The _pages directory

In this directory, you’ll have the files that make up your pages. Here, you’ll find standard pages such as the 404, about, contact pages. It is also fine to create post and portfolio pages here.

By post and portfolio pages, I meant pages that will display your blog posts or the projects present in your portfolio.

The _includes directory

The files in the _includes directory make up the entire layout of the site, and it’s typical to find the header, footer, sidebar files here. When working on your local machine, Jekyll may run fine without you needing the _includes directory. But as I learned the hard way, when you deploy to GitHub pages, the site will not build successfully.
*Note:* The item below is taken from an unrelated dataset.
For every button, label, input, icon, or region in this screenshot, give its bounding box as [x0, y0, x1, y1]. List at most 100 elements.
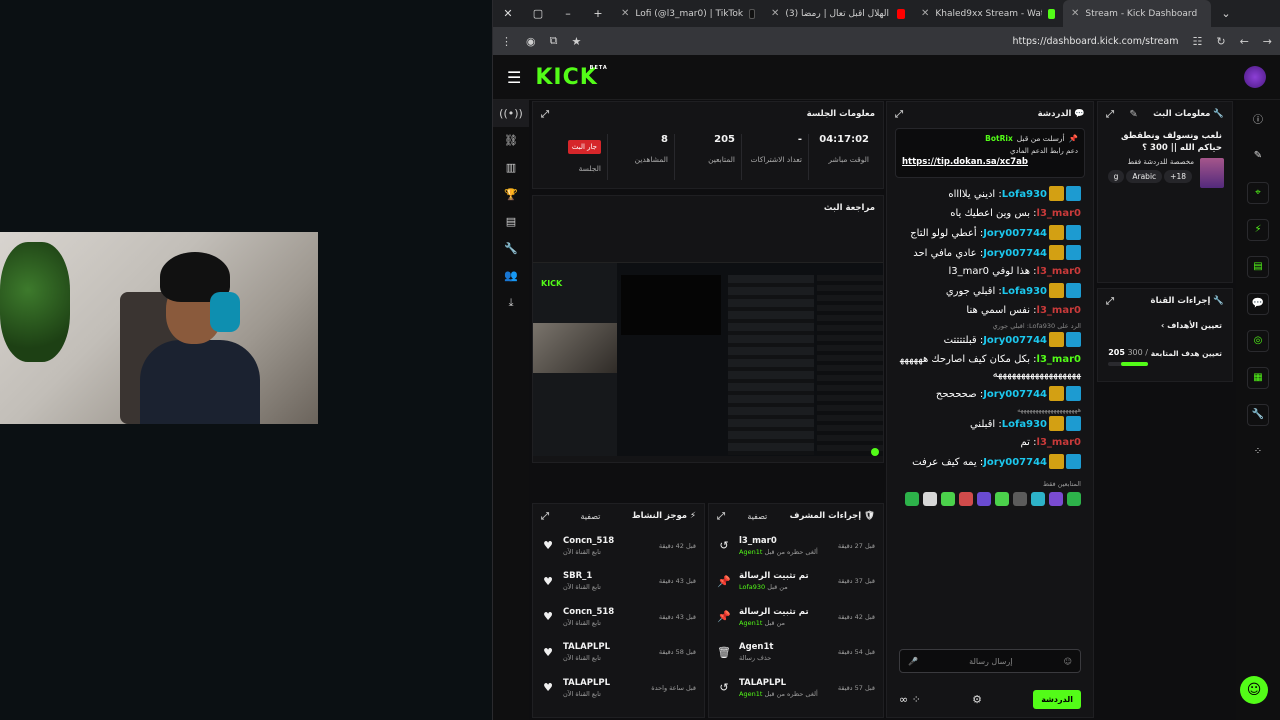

Every file that was referenced using the include keyword in the setup files needs to be present in the _includes directory.

GitHub Pages

Being able to have total control over my site and also deploy to a free platform is one reason why I chose a static site generator. I found it easy to make use of GitHub pages.

From the tutorials read, the repository name has to be made up of the GitHub username and the github.io domain. In my case, the repository name was haksoat.github.io; I made it private by the way :-P so you can’t see it.

Therefore, you should ensure that you have a repository in that format already created on GitHub. After pushing, I checked the settings part of the repository I pushed to, to confirm if everything went on well.


That’s all for now, friends, it feels excellent writing my first post on this platform, and I hope it either helps someone having issues understanding Jekyll or inspires someone to try out Static Site Generators.